# Introduction to nested dtypes: List, Array, Object and Struct

In [1]:
from datetime import date
import polars as pl

### `pl.List` dtype

- each row is a `Series` and
- each `Series` has the same dtype

In [2]:
df_lists = pl.DataFrame(
    {
        "ints": [[0, 1], [2, 3]],
        "floats": [[0.0, 1.0], [2.0, 3.0]],
        "strings": [["0", "1"], ["2", "3"]],
    }
)
df_lists

ints,floats,strings
list[i64],list[f64],list[str]
"[0, 1]","[0.0, 1.0]","[""0"", ""1""]"
"[2, 3]","[2.0, 3.0]","[""2"", ""3""]"


The `pl.List` dtype can have a variable number of elements per row. 

There is also a `pl.Array` dtype optimized for cases where all rows have the same number of elements

In [10]:
df_lists.with_columns(
    ints_array = pl.col("ints").cast(pl.Array(shape=2, inner=pl.Int64))
)

ints,floats,strings,ints_array
list[i64],list[f64],list[str],"array[i64, 2]"
"[0, 1]","[0.0, 1.0]","[""0"", ""1""]","[0, 1]"
"[2, 3]","[2.0, 3.0]","[""2"", ""3""]","[2, 3]"


## Object dtype
We create a column with an object dtype when the lists cannot be cast to a homogenous type

In [11]:
df_object = pl.DataFrame(
    {
        "mixed": [
            [1, 2.0, b"d", date(2022, 1, 1)],
        ]
    },
    strict=False,
)
df_object

mixed
object
"[1, 2.0, b'd', datetime.date(2022, 1, 1)]"


In [12]:
df_object[0,0]

[1, 2.0, b'd', datetime.date(2022, 1, 1)]

In [13]:
type(df_object[0,0])

list

## `pl.Struct` dtype
The `pl.Struct` dtype is basically a nested set of columns inside a single `DataFrame` column. 

The nesting can have multiple levels.

In [14]:
df_struct = (
    pl.DataFrame(
        {
            "year":[2020,2021],
            "trades":[
                {"exporter":"India","importer":"USA","quantity":0.0},
                {"exporter":"India","importer":"USA","quantity":1.5},
            ]
          }
    )
)
df_struct

year,trades
i64,struct[3]
2020,"{""India"",""USA"",0.0}"
2021,"{""India"",""USA"",1.5}"


The keys in a struct column are called `fields`.

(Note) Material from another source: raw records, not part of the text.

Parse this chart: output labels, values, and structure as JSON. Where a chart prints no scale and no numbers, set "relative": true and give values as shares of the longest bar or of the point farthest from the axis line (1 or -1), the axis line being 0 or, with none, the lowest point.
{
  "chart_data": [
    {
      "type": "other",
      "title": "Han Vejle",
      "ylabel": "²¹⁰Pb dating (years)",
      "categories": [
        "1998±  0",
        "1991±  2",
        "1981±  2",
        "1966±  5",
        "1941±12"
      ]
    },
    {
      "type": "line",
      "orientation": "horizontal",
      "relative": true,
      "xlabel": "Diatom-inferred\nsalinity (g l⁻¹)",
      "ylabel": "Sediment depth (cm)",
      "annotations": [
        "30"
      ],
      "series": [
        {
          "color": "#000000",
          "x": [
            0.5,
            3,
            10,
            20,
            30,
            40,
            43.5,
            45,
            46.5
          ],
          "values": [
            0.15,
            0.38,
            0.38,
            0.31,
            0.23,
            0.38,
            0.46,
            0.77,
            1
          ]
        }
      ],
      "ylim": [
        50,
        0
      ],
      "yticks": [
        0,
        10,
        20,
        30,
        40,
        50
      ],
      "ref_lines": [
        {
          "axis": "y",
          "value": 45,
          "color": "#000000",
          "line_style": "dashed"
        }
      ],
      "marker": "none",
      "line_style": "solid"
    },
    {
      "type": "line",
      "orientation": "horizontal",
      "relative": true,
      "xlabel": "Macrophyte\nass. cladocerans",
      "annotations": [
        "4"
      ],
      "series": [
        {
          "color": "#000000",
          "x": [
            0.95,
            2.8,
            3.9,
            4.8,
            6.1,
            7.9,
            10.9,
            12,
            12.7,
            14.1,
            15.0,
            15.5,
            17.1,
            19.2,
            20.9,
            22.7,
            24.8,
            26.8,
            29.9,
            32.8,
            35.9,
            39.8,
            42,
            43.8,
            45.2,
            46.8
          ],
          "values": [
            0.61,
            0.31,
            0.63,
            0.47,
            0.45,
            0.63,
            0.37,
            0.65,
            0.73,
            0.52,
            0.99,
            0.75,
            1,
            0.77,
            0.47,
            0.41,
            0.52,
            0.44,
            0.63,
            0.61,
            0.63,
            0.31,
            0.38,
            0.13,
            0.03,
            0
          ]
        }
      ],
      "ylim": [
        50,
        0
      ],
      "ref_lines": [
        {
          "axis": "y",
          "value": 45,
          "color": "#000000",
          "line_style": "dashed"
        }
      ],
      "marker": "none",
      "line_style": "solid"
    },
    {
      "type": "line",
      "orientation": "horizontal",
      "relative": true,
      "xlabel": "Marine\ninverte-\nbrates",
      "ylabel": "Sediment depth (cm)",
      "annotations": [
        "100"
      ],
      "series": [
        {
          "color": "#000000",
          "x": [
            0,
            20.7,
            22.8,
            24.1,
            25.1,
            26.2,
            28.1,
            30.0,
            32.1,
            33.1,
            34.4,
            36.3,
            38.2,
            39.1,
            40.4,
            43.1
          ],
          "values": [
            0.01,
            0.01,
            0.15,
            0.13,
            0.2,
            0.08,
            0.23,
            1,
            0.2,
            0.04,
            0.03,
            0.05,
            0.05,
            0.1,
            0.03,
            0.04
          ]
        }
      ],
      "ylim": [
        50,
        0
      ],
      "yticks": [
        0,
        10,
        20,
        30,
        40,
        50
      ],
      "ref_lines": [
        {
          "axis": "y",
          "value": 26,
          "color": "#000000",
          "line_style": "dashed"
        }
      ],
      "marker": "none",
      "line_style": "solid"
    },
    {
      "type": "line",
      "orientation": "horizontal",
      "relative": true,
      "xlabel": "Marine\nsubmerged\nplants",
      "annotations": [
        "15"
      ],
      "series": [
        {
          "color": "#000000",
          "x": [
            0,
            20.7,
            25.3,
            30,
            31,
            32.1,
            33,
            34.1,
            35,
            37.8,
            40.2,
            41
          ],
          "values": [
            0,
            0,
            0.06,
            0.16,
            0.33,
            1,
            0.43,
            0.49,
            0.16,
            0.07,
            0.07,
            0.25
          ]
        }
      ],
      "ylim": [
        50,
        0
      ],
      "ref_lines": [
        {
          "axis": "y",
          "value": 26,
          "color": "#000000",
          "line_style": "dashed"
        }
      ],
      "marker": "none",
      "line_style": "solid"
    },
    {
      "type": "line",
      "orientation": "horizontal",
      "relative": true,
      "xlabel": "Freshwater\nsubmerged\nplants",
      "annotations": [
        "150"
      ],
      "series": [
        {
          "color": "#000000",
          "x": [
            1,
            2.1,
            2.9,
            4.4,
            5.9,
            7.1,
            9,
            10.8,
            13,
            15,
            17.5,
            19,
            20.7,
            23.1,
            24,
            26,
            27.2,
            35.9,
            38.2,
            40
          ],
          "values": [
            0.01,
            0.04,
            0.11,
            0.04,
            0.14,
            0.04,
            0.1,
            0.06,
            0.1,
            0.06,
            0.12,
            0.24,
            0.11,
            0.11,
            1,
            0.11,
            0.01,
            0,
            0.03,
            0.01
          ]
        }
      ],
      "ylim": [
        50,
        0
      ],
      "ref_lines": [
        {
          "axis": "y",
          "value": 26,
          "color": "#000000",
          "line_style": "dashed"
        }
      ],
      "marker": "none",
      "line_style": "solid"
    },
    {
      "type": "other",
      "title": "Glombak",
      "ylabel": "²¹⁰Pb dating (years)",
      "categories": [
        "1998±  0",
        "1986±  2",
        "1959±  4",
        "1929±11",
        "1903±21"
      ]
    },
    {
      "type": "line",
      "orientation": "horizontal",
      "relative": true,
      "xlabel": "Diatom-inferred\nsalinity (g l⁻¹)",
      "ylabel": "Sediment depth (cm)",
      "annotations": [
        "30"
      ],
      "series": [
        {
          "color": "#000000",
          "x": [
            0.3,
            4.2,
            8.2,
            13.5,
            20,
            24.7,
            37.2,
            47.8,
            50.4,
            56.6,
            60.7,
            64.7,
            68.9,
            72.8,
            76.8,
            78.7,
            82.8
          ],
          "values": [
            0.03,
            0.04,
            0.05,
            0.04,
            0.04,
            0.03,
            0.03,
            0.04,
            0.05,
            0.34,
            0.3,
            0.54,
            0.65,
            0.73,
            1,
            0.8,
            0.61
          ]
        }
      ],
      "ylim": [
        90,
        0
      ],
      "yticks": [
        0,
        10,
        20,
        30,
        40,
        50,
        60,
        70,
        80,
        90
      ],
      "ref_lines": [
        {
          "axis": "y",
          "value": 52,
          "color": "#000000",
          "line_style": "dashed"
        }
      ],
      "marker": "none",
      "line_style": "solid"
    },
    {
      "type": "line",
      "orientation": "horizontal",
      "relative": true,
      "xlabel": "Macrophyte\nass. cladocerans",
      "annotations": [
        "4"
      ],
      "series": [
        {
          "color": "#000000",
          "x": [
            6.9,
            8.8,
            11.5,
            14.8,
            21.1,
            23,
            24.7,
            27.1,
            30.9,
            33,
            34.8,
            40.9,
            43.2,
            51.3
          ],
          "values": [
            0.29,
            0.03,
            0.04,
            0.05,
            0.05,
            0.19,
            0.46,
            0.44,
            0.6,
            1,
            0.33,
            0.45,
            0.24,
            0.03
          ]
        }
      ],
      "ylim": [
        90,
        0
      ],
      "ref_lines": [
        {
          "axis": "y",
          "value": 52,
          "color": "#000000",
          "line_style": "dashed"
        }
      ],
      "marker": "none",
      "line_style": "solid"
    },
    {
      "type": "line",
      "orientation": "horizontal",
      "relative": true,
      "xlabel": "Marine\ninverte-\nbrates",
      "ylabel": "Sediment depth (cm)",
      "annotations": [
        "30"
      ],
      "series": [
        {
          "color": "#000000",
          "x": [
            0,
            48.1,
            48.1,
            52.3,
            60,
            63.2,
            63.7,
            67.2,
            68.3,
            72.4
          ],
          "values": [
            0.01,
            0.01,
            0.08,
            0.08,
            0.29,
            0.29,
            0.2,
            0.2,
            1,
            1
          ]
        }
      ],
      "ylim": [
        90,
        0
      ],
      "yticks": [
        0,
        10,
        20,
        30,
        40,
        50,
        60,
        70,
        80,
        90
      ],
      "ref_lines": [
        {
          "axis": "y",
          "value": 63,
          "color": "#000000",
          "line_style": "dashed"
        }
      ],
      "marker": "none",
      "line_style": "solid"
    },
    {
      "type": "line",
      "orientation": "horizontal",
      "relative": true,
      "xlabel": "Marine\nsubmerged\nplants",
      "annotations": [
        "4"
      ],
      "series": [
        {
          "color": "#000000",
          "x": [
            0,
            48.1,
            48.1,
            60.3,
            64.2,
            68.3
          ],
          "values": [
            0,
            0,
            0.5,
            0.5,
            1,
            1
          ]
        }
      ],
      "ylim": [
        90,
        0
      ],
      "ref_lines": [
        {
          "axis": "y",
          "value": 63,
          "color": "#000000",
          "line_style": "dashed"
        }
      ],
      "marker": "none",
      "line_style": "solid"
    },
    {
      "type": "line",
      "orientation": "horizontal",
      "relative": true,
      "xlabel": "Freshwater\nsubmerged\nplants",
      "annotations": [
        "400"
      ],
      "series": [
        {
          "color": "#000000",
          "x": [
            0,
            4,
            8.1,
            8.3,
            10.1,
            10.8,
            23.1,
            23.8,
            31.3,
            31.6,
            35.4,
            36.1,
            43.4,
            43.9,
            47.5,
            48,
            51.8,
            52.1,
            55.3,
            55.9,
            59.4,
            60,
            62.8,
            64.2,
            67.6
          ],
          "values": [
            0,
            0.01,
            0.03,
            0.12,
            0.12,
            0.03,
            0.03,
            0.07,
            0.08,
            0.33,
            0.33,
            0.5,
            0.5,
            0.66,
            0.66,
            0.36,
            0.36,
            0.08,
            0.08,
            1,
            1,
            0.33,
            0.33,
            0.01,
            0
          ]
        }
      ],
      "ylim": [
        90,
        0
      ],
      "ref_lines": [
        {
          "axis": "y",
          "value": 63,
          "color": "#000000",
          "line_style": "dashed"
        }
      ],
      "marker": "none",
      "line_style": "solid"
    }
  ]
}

We can list the keys with `struct.fields` on a `Series`

In [15]:
df_struct["trades"].struct.fields

['exporter', 'importer', 'quantity']

### Accessing  `pl.Struct` fields

In [17]:
df_struct.select(
    pl.col("trades").struct.field("exporter")
)

exporter
str
"""India"""
"""India"""


### Modifying data in a `pl.Struct`
We can add or modify fields inside a `pl.Struct` column inside a `struct.with_fields` expression.

In [18]:
df_struct.with_columns(
    pl.col("trades").struct.with_fields(
        pl.col("trades").struct.field("exporter").str.to_uppercase(),
        round_quantity = pl.col("trades").struct.field("quantity").round(0)
    )
)

year,trades
i64,struct[4]
2020,"{""INDIA"",""USA"",0.0,0.0}"
2021,"{""INDIA"",""USA"",1.5,2.0}"


### Extracting data from a `pl.Struct`

Convert a nested `pl.Struct` column into unnested columns using the `unnest` expression and `DataFrame` method.

In [None]:
df_struct["trades"].struct.unnest()  # unnest particular column

exporter,importer,quantity
str,str,f64
"""India""","""USA""",0.0
"""India""","""USA""",1.5


In [None]:
df_struct.unnest("trades")  # unnest df based on particular column

year,exporter,importer,quantity
i64,str,str,f64
2020,"""India""","""USA""",0.0
2021,"""India""","""USA""",1.5


Multiple layers nesting struct column

In [21]:
df_struct_deep = pl.DataFrame(
    {
        "trades": [
            {"countries": {"exporter": "India", "importer": "USA"}, "quantity": 0.0},
            {"countries": {"exporter": "India", "importer": "USA"}, "quantity": 1.5},
        ]
    }
)
df_struct_deep


trades
struct[2]
"{{""India"",""USA""},0.0}"
"{{""India"",""USA""},1.5}"